COUNCILLORS have voted to spend £23,000 backing a protest march against controversial plans to downgrade a hospital’s accident and emergency service.

NHS proposals to centre acute care in Durham and Darlington at the expense of Bishop Auckland General Hospital have been criticised by residents since an announcement in September.

Wear Valley district councillors want to take their objections a step further by staging a protest march in the town in November.

With support from all parties the march is no longer considered a political issue and could be funded by the authority. Draft costings are about £23,000, but the event, which may mean areas of Bishop Auckland will have to be cordoned off, must be approved by emergency services and legal advisors.

District council leader Neil Harrison proposed the march at a meeting on Wednesday night.

He said: “This council is deeply concerned at any potential reduction to patient care within Wear Valley and surrounding areas. Any planned closure or service reduction of accident and emergency provision at Bishop Auckland General Hospital runs counter to current NHS consultation, which stresses the need for a service which is responsive to local views.

“As this affects us all, and is not a political issue, I call upon all members to support a peaceful demonstration as a reflection of the community’s wishes.”

Several petitions under way in the district are thought to contain 10,000 signatures. A Save Bishop Auckland General’s accident and emergency Facebook group also has the support of nearly 3,700 members.

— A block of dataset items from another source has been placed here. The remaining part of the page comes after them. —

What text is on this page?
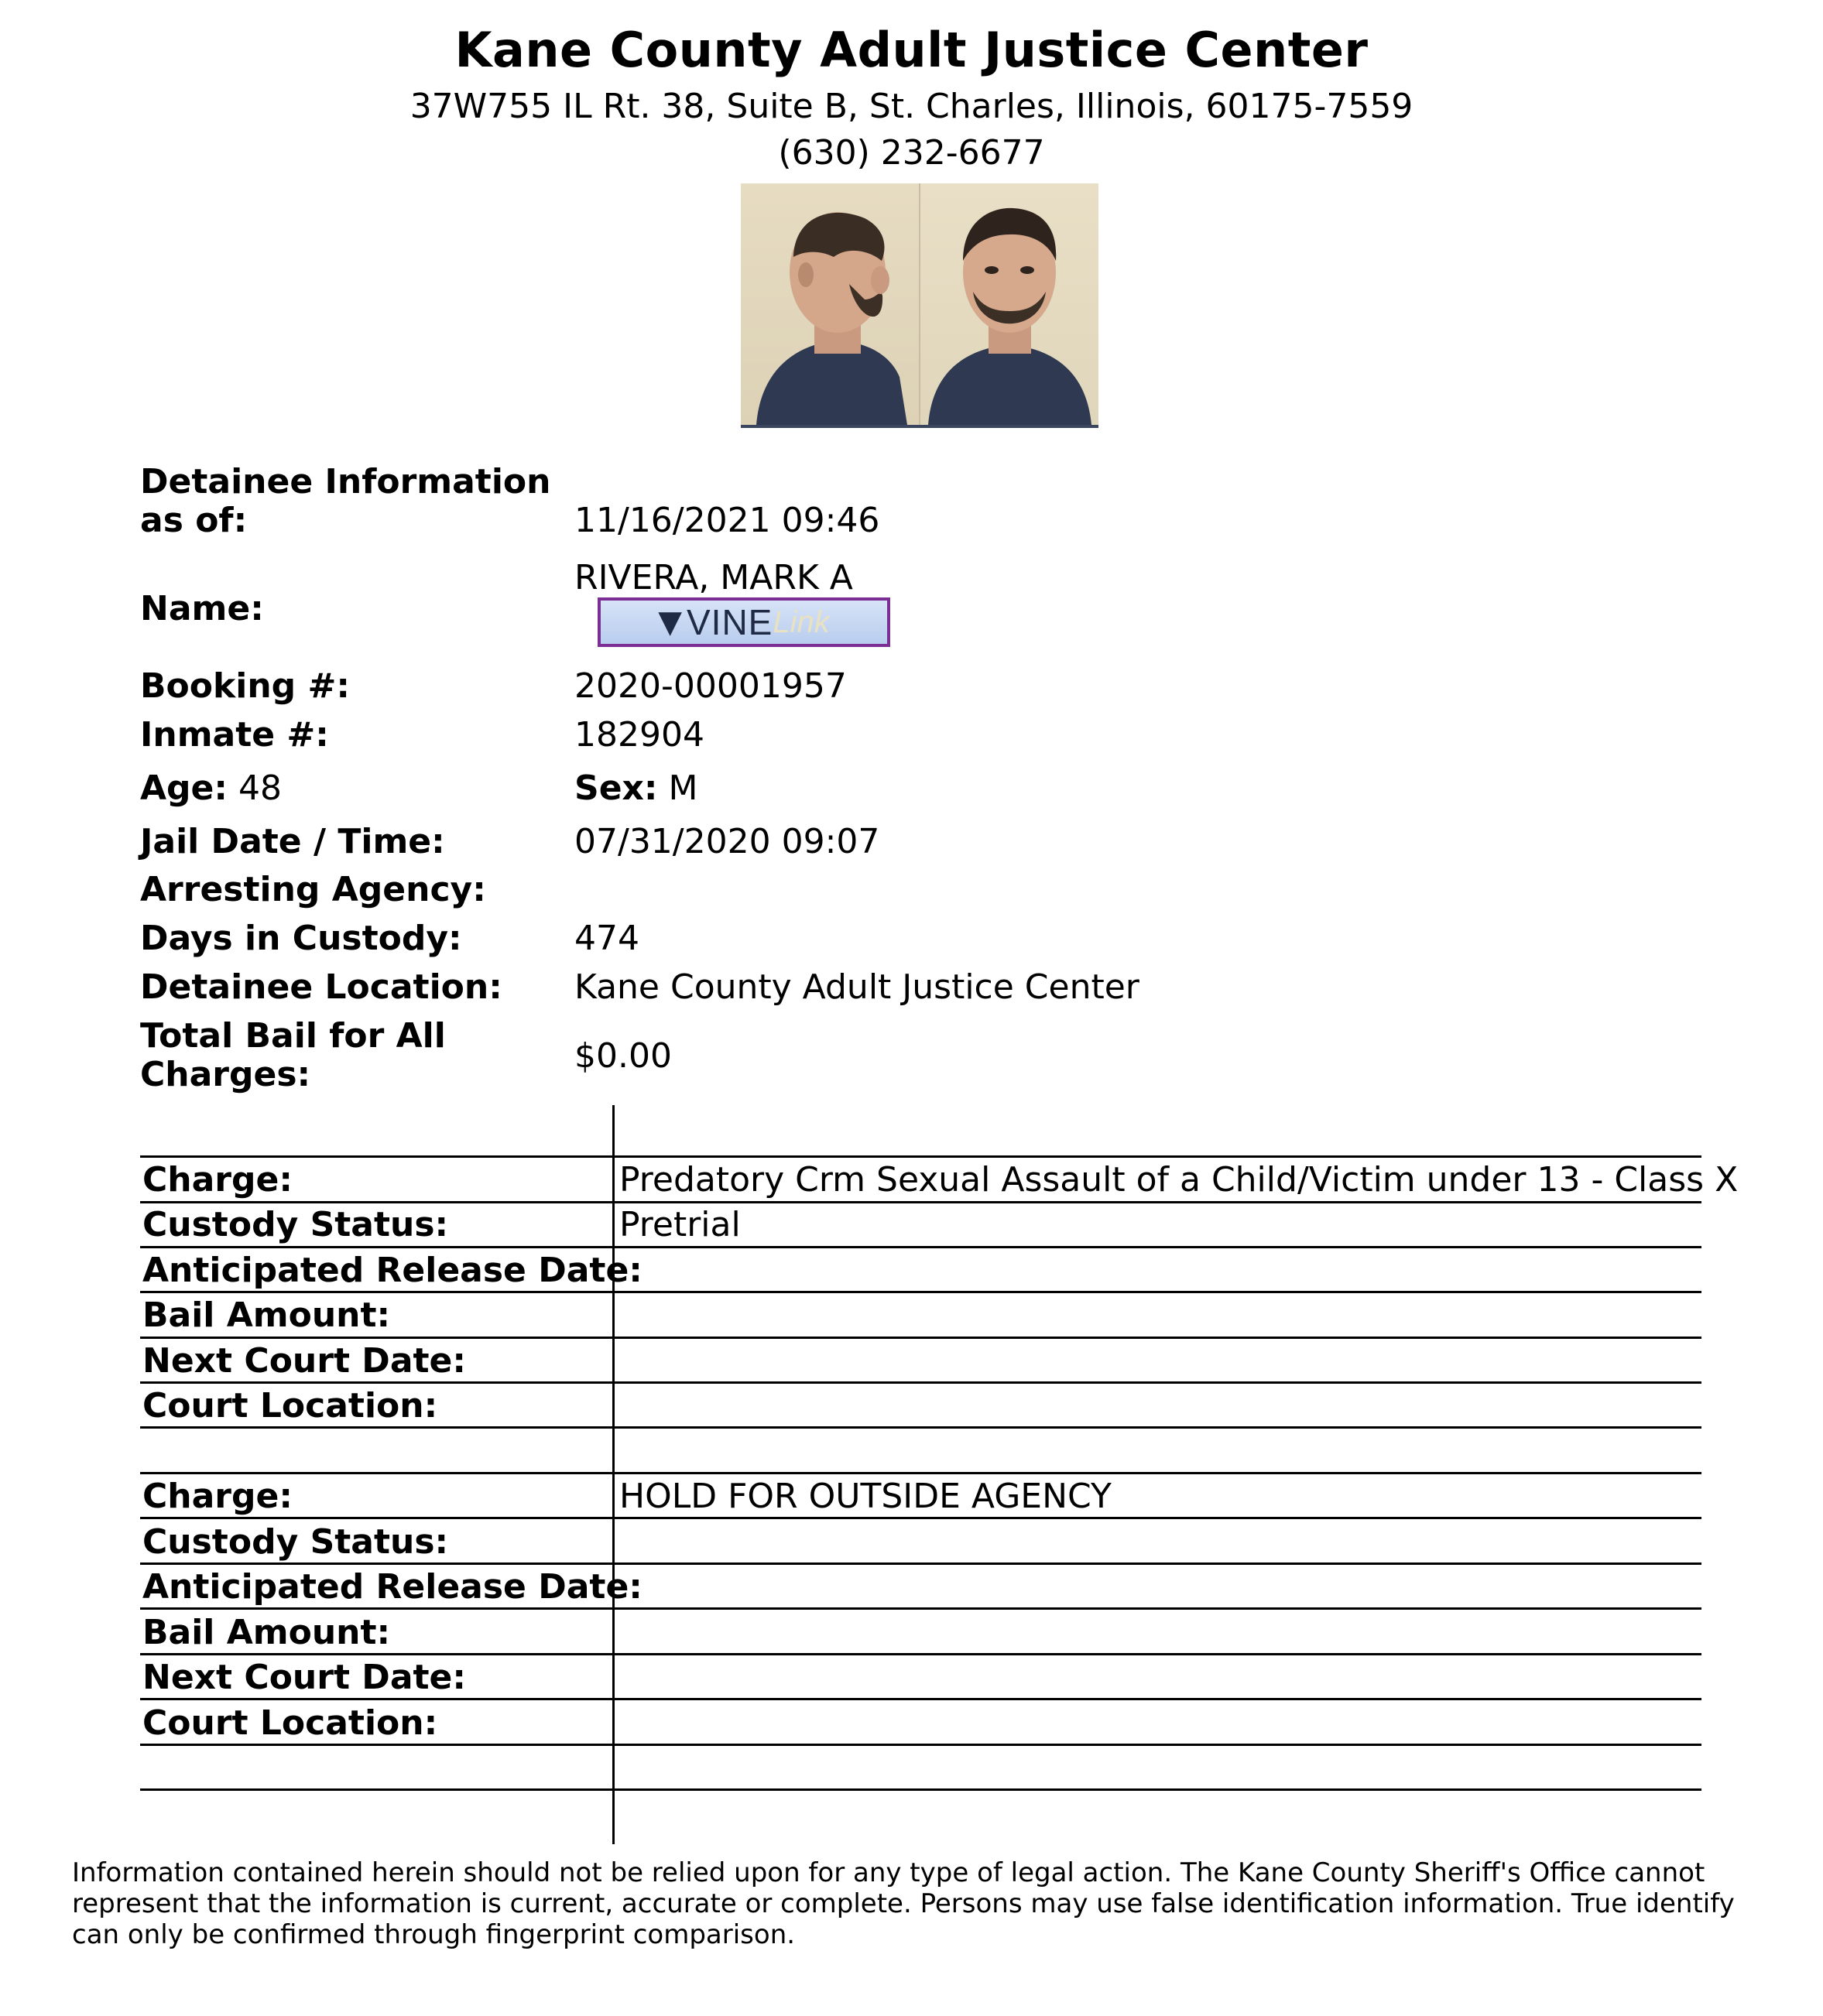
Kane County Adult Justice Center
37W755 IL Rt. 38, Suite B, St. Charles, Illinois, 60175-7559
(630) 232-6677
Detainee Information
as of:	11/16/2021 09:46
Name:
RIVERA, MARK A
▼ VINE Link
Booking #:	2020-00001957
Inmate #:	182904
Age: 48	Sex: M
Jail Date / Time:	07/31/2020 09:07
Arresting Agency:
Days in Custody:	474
Detainee Location: Kane County Adult Justice Center
Total Bail for All
Charges:	$0.00
Charge:	Predatory Crm Sexual Assault of a Child/Victim under 13 - Class X
Custody Status:	Pretrial
Anticipated Release Date:
Bail Amount:
Next Court Date:
Court Location:
Charge:	HOLD FOR OUTSIDE AGENCY
Custody Status:
Anticipated Release Date:
Bail Amount:
Next Court Date:
Court Location:
Information contained herein should not be relied upon for any type of legal action. The Kane County Sheriff's Office cannot
represent that the information is current, accurate or complete. Persons may use false identification information. True identify
can only be confirmed through fingerprint comparison.
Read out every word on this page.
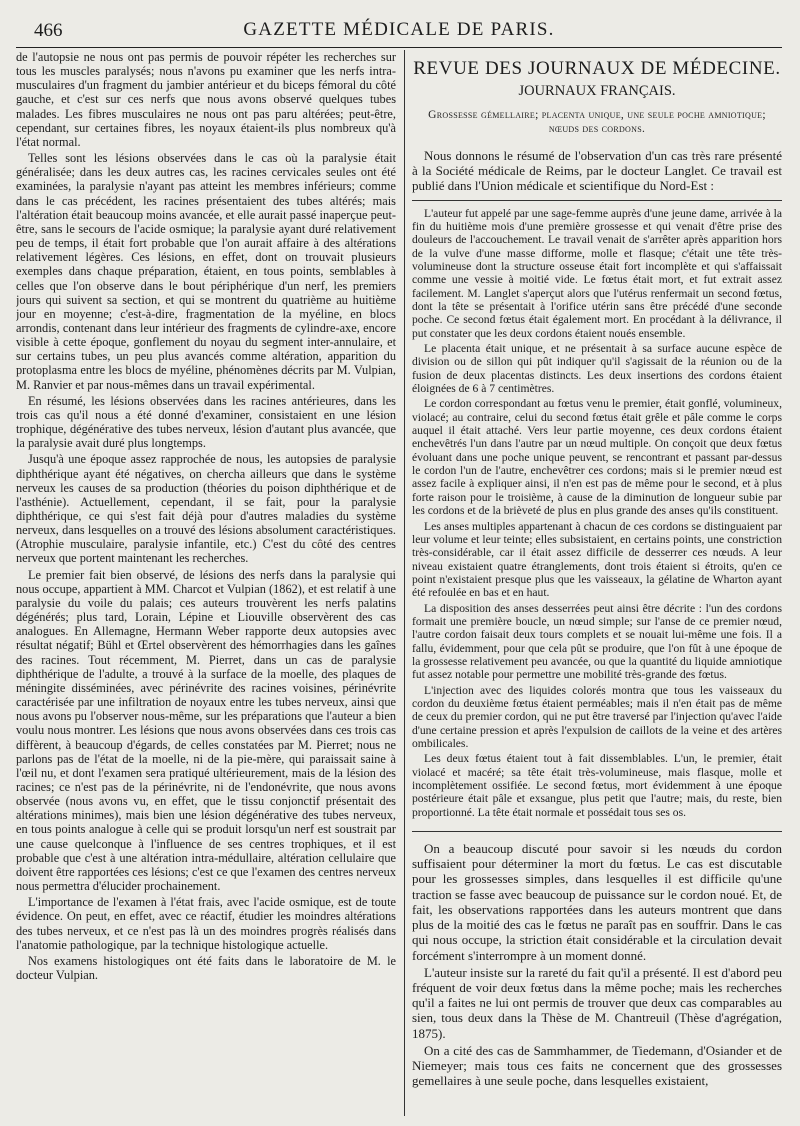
466	GAZETTE MÉDICALE DE PARIS.

de l'autopsie ne nous ont pas permis de pouvoir répéter les recherches sur tous les muscles paralysés; nous n'avons pu examiner que les nerfs intra-musculaires d'un fragment du jambier antérieur et du biceps fémoral du côté gauche, et c'est sur ces nerfs que nous avons observé quelques tubes malades. Les fibres musculaires ne nous ont pas paru altérées; peut-être, cependant, sur certaines fibres, les noyaux étaient-ils plus nombreux qu'à l'état normal.

Telles sont les lésions observées dans le cas où la paralysie était généralisée; dans les deux autres cas, les racines cervicales seules ont été examinées, la paralysie n'ayant pas atteint les membres inférieurs; comme dans le cas précédent, les racines présentaient des tubes altérés; mais l'altération était beaucoup moins avancée, et elle aurait passé inaperçue peut-être, sans le secours de l'acide osmique; la paralysie ayant duré relativement peu de temps, il était fort probable que l'on aurait affaire à des altérations relativement légères. Ces lésions, en effet, dont on trouvait plusieurs exemples dans chaque préparation, étaient, en tous points, semblables à celles que l'on observe dans le bout périphérique d'un nerf, les premiers jours qui suivent sa section, et qui se montrent du quatrième au huitième jour en moyenne; c'est-à-dire, fragmentation de la myéline, en blocs arrondis, contenant dans leur intérieur des fragments de cylindre-axe, encore visible à cette époque, gonflement du noyau du segment inter-annulaire, et sur certains tubes, un peu plus avancés comme altération, apparition du protoplasma entre les blocs de myéline, phénomènes décrits par M. Vulpian, M. Ranvier et par nous-mêmes dans un travail expérimental.

En résumé, les lésions observées dans les racines antérieures, dans les trois cas qu'il nous a été donné d'examiner, consistaient en une lésion trophique, dégénérative des tubes nerveux, lésion d'autant plus avancée, que la paralysie avait duré plus longtemps.

Jusqu'à une époque assez rapprochée de nous, les autopsies de paralysie diphthérique ayant été négatives, on chercha ailleurs que dans le système nerveux les causes de sa production (théories du poison diphthérique et de l'asthénie). Actuellement, cependant, il se fait, pour la paralysie diphthérique, ce qui s'est fait déjà pour d'autres maladies du système nerveux, dans lesquelles on a trouvé des lésions absolument caractéristiques. (Atrophie musculaire, paralysie infantile, etc.) C'est du côté des centres nerveux que portent maintenant les recherches.

Le premier fait bien observé, de lésions des nerfs dans la paralysie qui nous occupe, appartient à MM. Charcot et Vulpian (1862), et est relatif à une paralysie du voile du palais; ces auteurs trouvèrent les nerfs palatins dégénérés; plus tard, Lorain, Lépine et Liouville observèrent des cas analogues. En Allemagne, Hermann Weber rapporte deux autopsies avec résultat négatif; Bühl et Œrtel observèrent des hémorrhagies dans les gaînes des racines. Tout récemment, M. Pierret, dans un cas de paralysie diphthérique de l'adulte, a trouvé à la surface de la moelle, des plaques de méningite disséminées, avec périnévrite des racines voisines, périnévrite caractérisée par une infiltration de noyaux entre les tubes nerveux, ainsi que nous avons pu l'observer nous-même, sur les préparations que l'auteur a bien voulu nous montrer. Les lésions que nous avons observées dans ces trois cas diffèrent, à beaucoup d'égards, de celles constatées par M. Pierret; nous ne parlons pas de l'état de la moelle, ni de la pie-mère, qui paraissait saine à l'œil nu, et dont l'examen sera pratiqué ultérieurement, mais de la lésion des racines; ce n'est pas de la périnévrite, ni de l'endonévrite, que nous avons observée (nous avons vu, en effet, que le tissu conjonctif présentait des altérations minimes), mais bien une lésion dégénérative des tubes nerveux, en tous points analogue à celle qui se produit lorsqu'un nerf est soustrait par une cause quelconque à l'influence de ses centres trophiques, et il est probable que c'est à une altération intra-médullaire, altération cellulaire que doivent être rapportées ces lésions; c'est ce que l'examen des centres nerveux nous permettra d'élucider prochainement.

L'importance de l'examen à l'état frais, avec l'acide osmique, est de toute évidence. On peut, en effet, avec ce réactif, étudier les moindres altérations des tubes nerveux, et ce n'est pas là un des moindres progrès réalisés dans l'anatomie pathologique, par la technique histologique actuelle.

Nos examens histologiques ont été faits dans le laboratoire de M. le docteur Vulpian.

REVUE DES JOURNAUX DE MÉDECINE.
JOURNAUX FRANÇAIS.
Grossesse gémellaire; placenta unique, une seule poche amniotique; nœuds des cordons.

Nous donnons le résumé de l'observation d'un cas très rare présenté à la Société médicale de Reims, par le docteur Langlet. Ce travail est publié dans l'Union médicale et scientifique du Nord-Est :

L'auteur fut appelé par une sage-femme auprès d'une jeune dame, arrivée à la fin du huitième mois d'une première grossesse et qui venait d'être prise des douleurs de l'accouchement. Le travail venait de s'arrêter après apparition hors de la vulve d'une masse difforme, molle et flasque; c'était une tête très-volumineuse dont la structure osseuse était fort incomplète et qui s'affaissait comme une vessie à moitié vide. Le fœtus était mort, et fut extrait assez facilement. M. Langlet s'aperçut alors que l'utérus renfermait un second fœtus, dont la tête se présentait à l'orifice utérin sans être précédé d'une seconde poche. Ce second fœtus était également mort. En procédant à la délivrance, il put constater que les deux cordons étaient noués ensemble.

Le placenta était unique, et ne présentait à sa surface aucune espèce de division ou de sillon qui pût indiquer qu'il s'agissait de la réunion ou de la fusion de deux placentas distincts. Les deux insertions des cordons étaient éloignées de 6 à 7 centimètres.

Le cordon correspondant au fœtus venu le premier, était gonflé, volumineux, violacé; au contraire, celui du second fœtus était grêle et pâle comme le corps auquel il était attaché. Vers leur partie moyenne, ces deux cordons étaient enchevêtrés l'un dans l'autre par un nœud multiple. On conçoit que deux fœtus évoluant dans une poche unique peuvent, se rencontrant et passant par-dessus le cordon l'un de l'autre, enchevêtrer ces cordons; mais si le premier nœud est assez facile à expliquer ainsi, il n'en est pas de même pour le second, et à plus forte raison pour le troisième, à cause de la diminution de longueur subie par les cordons et de la brièveté de plus en plus grande des anses qu'ils constituent.

Les anses multiples appartenant à chacun de ces cordons se distinguaient par leur volume et leur teinte; elles subsistaient, en certains points, une constriction très-considérable, car il était assez difficile de desserrer ces nœuds. A leur niveau existaient quatre étranglements, dont trois étaient si étroits, qu'en ce point n'existaient presque plus que les vaisseaux, la gélatine de Wharton ayant été refoulée en bas et en haut.

La disposition des anses desserrées peut ainsi être décrite : l'un des cordons formait une première boucle, un nœud simple; sur l'anse de ce premier nœud, l'autre cordon faisait deux tours complets et se nouait lui-même une fois. Il a fallu, évidemment, pour que cela pût se produire, que l'on fût à une époque de la grossesse relativement peu avancée, ou que la quantité du liquide amniotique fut assez notable pour permettre une mobilité très-grande des fœtus.

L'injection avec des liquides colorés montra que tous les vaisseaux du cordon du deuxième fœtus étaient perméables; mais il n'en était pas de même de ceux du premier cordon, qui ne put être traversé par l'injection qu'avec l'aide d'une certaine pression et après l'expulsion de caillots de la veine et des artères ombilicales.

Les deux fœtus étaient tout à fait dissemblables. L'un, le premier, était violacé et macéré; sa tête était très-volumineuse, mais flasque, molle et incomplètement ossifiée. Le second fœtus, mort évidemment à une époque postérieure était pâle et exsangue, plus petit que l'autre; mais, du reste, bien proportionné. La tête était normale et possédait tous ses os.

On a beaucoup discuté pour savoir si les nœuds du cordon suffisaient pour déterminer la mort du fœtus. Le cas est discutable pour les grossesses simples, dans lesquelles il est difficile qu'une traction se fasse avec beaucoup de puissance sur le cordon noué. Et, de fait, les observations rapportées dans les auteurs montrent que dans plus de la moitié des cas le fœtus ne paraît pas en souffrir. Dans le cas qui nous occupe, la striction était considérable et la circulation devait forcément s'interrompre à un moment donné.

L'auteur insiste sur la rareté du fait qu'il a présenté. Il est d'abord peu fréquent de voir deux fœtus dans la même poche; mais les recherches qu'il a faites ne lui ont permis de trouver que deux cas comparables au sien, tous deux dans la Thèse de M. Chantreuil (Thèse d'agrégation, 1875).

On a cité des cas de Sammhammer, de Tiedemann, d'Osiander et de Niemeyer; mais tous ces faits ne concernent que des grossesses gemellaires à une seule poche, dans lesquelles existaient,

Councillor David Kingston said councillors must make their voices heard before public consultation ends in December. “This is the last chance we have to make our presence felt,” he said.

Councillors also decided to contact MPs Hilary Armstrong and Helen Goodman and ask them to air concerns in the House of Commons.

Councillor Neil Stonehouse said: “We are dismayed by the proposal to remove acute medical provision from Bishop Auckland.

“This amounts to a serious reduction in the delivery of medical services to the communities of south west Durham.”